Svezia, Svenska Spel presenta 18 proposte per rafforzare la regolamentazione del gioco: focus su giovani, donne e casinò on

L’operatore statale svedese Svenska Spel ha pubblicato un rapporto di 42 pagine con 18 proposte per rendere più efficace la regolamentazione del gioco nel Paese. Le aree principali riguardano una maggiore protezione per i giovani, il contrasto ai casinò illegali e l’introduzione di una classificazione del rischio dei diversi prodotti di gioco.

Le criticità del mercato

Il documento ricorda che la liberalizzazione del settore avvenuta nel 2019 era stata accolta positivamente, ma dopo sette anni i risultati non hanno pienamente risposto alle aspettative. Alcune misure sono state introdotte, ma con minore incisività rispetto ad altri Paesi europei.

Tra le minacce segnalate per i minori figurano le lootbox, lo skin betting e i contenuti proposti da streamer non regolamentati su piattaforme come Twitch e Kick. Secondo Svenska Spel, queste pratiche richiedono interventi mirati per rafforzare la tutela dei consumatori più vulnerabili.

Differenze di genere

Il rapporto evidenzia inoltre come i rischi collegati al gioco possano variare tra uomini e donne. Le giocatrici tendono ad avere una maggiore presenza di comorbidità con altri problemi e un percorso più rapido dall’inizio del gioco allo sviluppo di comportamenti problematici.

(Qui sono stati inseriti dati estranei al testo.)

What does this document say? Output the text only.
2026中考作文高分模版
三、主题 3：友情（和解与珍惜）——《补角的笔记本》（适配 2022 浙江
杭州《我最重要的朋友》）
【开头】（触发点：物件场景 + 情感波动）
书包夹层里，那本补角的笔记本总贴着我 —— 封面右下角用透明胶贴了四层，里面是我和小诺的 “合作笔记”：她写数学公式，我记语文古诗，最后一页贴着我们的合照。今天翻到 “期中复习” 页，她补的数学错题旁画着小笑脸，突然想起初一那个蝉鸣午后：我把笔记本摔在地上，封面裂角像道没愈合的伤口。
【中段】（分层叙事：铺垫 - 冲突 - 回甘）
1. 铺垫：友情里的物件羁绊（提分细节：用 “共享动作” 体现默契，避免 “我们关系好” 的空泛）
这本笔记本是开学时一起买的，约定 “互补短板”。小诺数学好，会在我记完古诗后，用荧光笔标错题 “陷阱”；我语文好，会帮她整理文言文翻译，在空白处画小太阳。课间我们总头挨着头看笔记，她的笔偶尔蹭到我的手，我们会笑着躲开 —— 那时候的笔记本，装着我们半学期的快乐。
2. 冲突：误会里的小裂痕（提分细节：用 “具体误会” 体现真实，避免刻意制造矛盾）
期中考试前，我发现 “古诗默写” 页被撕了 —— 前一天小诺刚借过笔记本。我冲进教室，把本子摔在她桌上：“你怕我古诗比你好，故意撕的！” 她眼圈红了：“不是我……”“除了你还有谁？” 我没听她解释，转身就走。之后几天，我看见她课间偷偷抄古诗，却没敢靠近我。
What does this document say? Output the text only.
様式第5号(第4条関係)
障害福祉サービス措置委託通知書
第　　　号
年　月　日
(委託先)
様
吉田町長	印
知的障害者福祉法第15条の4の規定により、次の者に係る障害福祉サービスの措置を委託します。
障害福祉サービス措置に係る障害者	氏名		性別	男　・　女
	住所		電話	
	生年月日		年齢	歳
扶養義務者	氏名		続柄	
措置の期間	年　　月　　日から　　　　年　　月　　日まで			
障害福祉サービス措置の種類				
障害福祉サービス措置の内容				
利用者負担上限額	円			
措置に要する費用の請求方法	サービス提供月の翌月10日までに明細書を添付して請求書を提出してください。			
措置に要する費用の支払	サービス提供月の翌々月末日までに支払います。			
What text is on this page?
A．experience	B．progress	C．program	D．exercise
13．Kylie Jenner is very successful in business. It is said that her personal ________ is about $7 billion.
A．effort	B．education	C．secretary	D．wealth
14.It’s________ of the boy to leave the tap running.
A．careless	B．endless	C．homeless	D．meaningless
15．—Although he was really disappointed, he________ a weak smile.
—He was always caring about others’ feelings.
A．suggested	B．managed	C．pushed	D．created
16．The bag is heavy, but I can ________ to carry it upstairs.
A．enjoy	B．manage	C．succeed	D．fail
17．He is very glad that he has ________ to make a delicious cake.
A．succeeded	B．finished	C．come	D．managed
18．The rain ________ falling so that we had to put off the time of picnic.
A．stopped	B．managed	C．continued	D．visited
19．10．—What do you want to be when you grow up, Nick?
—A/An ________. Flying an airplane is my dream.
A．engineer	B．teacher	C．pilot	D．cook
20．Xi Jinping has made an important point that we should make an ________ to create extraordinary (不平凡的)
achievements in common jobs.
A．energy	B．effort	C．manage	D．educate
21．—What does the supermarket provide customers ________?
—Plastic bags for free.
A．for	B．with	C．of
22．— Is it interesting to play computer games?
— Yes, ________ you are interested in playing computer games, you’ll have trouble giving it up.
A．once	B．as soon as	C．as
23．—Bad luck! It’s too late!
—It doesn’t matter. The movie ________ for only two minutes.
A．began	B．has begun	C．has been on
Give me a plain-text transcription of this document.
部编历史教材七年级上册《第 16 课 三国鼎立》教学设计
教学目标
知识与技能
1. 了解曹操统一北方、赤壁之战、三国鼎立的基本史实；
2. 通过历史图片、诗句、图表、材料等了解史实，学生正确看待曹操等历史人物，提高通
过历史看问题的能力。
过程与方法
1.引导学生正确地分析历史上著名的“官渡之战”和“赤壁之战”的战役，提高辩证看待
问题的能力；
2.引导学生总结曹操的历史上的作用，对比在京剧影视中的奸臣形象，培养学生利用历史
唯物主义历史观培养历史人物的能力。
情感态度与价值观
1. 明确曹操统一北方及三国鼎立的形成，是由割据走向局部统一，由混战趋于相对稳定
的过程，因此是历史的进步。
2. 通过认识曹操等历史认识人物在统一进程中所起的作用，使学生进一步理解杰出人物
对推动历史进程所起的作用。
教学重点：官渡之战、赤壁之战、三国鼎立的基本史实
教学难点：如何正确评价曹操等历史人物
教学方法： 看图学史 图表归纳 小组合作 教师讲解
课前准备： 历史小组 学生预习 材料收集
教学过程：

Questo aspetto, raramente trattato da altre autorità, potrebbe portare a nuove strategie di prevenzione.

Svenska Spel sottolinea che la crescita del mercato riguarda quasi esclusivamente i giochi ad alto rischio, in particolare i casinò online, e che ciò mette a rischio la fiducia dei consumatori nel sistema regolamentato. L’azienda propone un approccio differenziato anche nelle regole di marketing, con vincoli più severi per i giochi a maggiore pericolosità.

Obiettivo: un mercato più sicuro

Secondo la società, il mercato del gioco può restare una fonte di intrattenimento e socialità solo se reso sicuro e sostenibile. Per questo motivo, l’azienda invita istituzioni, operatori e legislatori a collaborare nell’attuazione delle nuove misure, al fine di rafforzare la protezione e invertire l’attuale tendenza.